Conferring with a student on Friday, she seems intelligent and creative, but is clearly bored with school. We spoke for awhile about personal motivation, and finding what sparks us individually. I hope I can inspire her.
The point is that education is not a mechanical system. It’s a human system. It’s about people, people who either do want to learn or don’t want to learn. Every student who drops out of school has a reason for it which is rooted in their own biography.They may find it boring. They may find it irrelevant. They may find that it’s at odds with the life they’re living outside of school. There are trends, but the stories are always unique. I was at a meeting recently in Los Angeles of — they’re called alternative education programs. These are programs designed to get kids back into education. They have certain common features. They’re very personalized.They have strong support for the teachers, close links with the community and a broad and diverse curriculum, and often programs which involve students outside school as well as inside school.And they work. What’s interesting to me is, these are called “alternative education.”

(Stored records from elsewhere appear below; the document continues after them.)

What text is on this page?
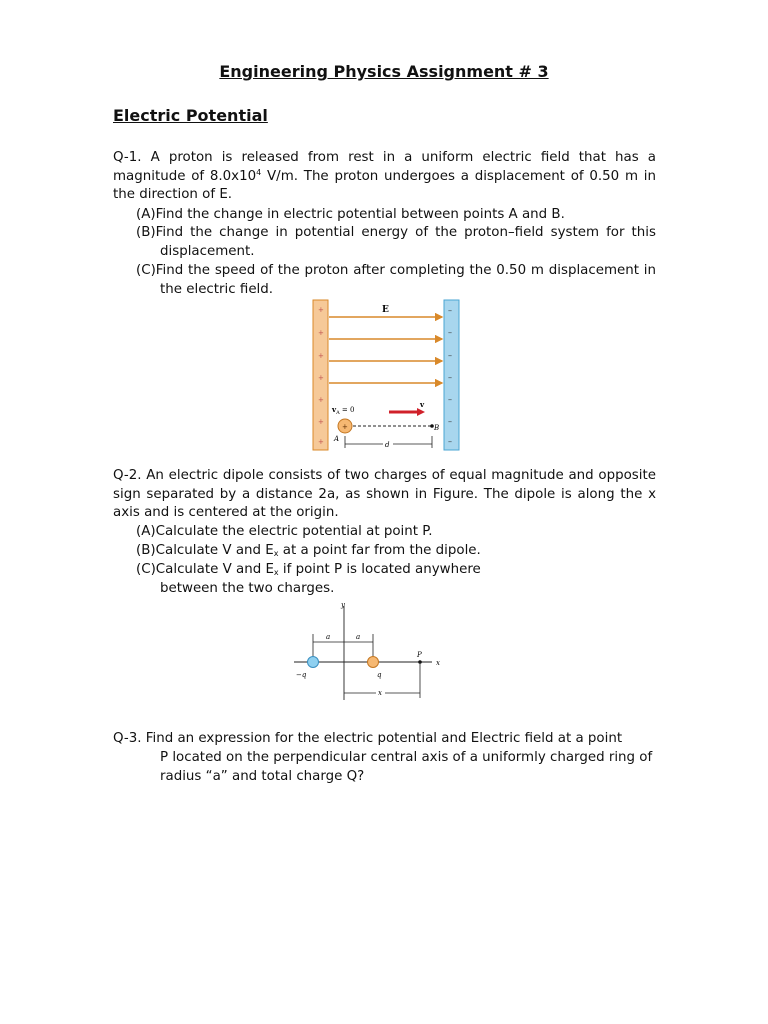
Engineering Physics Assignment # 3
Electric Potential
Q-1. A proton is released from rest in a uniform electric field that has a magnitude of $8.0x10^4$ V/m. The proton undergoes a displacement of 0.50 m in the direction of E.
(A)Find the change in electric potential between points A and B.
(B)Find the change in potential energy of the proton–field system for this displacement.
(C)Find the speed of the proton after completing the 0.50 m displacement in the electric field.
+
+
+
+
+
+
+
–
–
–
–
–
–
–
E
$v_A = 0$
v
+
A
B
d
Q-2. An electric dipole consists of two charges of equal magnitude and opposite sign separated by a distance 2a, as shown in Figure. The dipole is along the x axis and is centered at the origin.
(A)Calculate the electric potential at point P.
(B)Calculate V and $E_x$ at a point far from the dipole.
(C)Calculate V and $E_x$ if point P is located anywhere
between the two charges.
y
x
a	a
−q	q
P
x
Q-3. Find an expression for the electric potential and Electric field at a point
P located on the perpendicular central axis of a uniformly charged ring of
radius “a” and total charge Q?
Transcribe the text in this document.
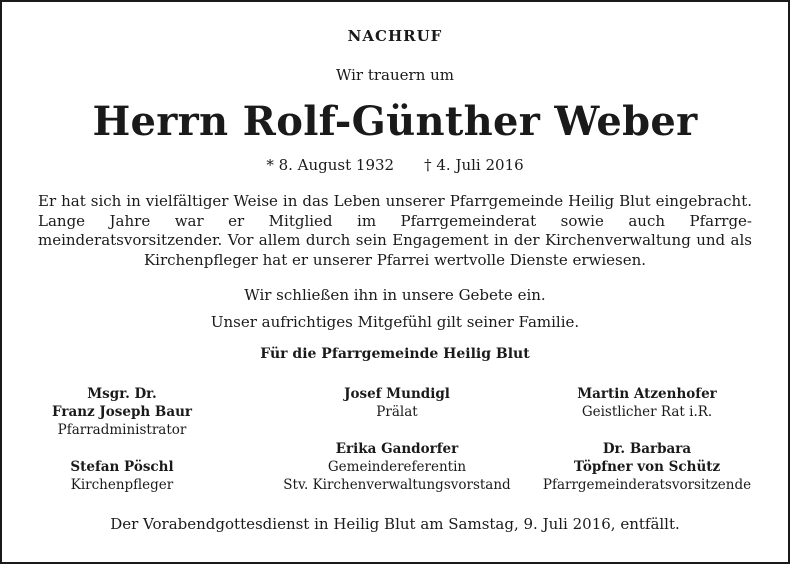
NACHRUF
Wir trauern um
Herrn Rolf-Günther Weber
* 8. August 1932 † 4. Juli 2016
Er hat sich in vielfältiger Weise in das Leben unserer Pfarrgemeinde Heilig Blut eingebracht. Lange Jahre war er Mitglied im Pfarrgemeinderat sowie auch Pfarrgemeinderatsvorsitzender. Vor allem durch sein Engagement in der Kirchenverwaltung und als Kirchenpfleger hat er unserer Pfarrei wertvolle Dienste erwiesen.
Wir schließen ihn in unsere Gebete ein.
Unser aufrichtiges Mitgefühl gilt seiner Familie.
Für die Pfarrgemeinde Heilig Blut
Msgr. Dr.
Franz Joseph Baur
Pfarradministrator
Josef Mundigl
Prälat
Martin Atzenhofer
Geistlicher Rat i.R.
Stefan Pöschl
Kirchenpfleger
Erika Gandorfer
Gemeindereferentin
Stv. Kirchenverwaltungsvorstand
Dr. Barbara
Töpfner von Schütz
Pfarrgemeinderatsvorsitzende
Der Vorabendgottesdienst in Heilig Blut am Samstag, 9. Juli 2016, entfällt.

Where am I going with this reading thing, anyway? What are the next steps? November is a funky month, that’s for sure. This next week we have student-led conferences (which is where I discovered 90% of my students had no clue as to why they were doing what they were doing, in spite of intentional purpose from not only me but the other content area teachers, too). We also have short days, Thanksgiving Break, and then we’re finishing up a unit I created about Honor. December will be my annual “drabble a day” writing. I was heartened when one of the most intelligent students I’ve ever had the pleasure to teach sent me an email asking if I was doing that again and if I would start the writing club this year.
Have no doubt that our students, and ourselves, want choice and growth. They want forums and places to create and share. Their purpose for learning is more than a learning target and the message of intent and importance. The thing about ELA that’s different from other subject areas is sometimes it can’t be contained in a simple formula. That ambiguity is difficult to accept.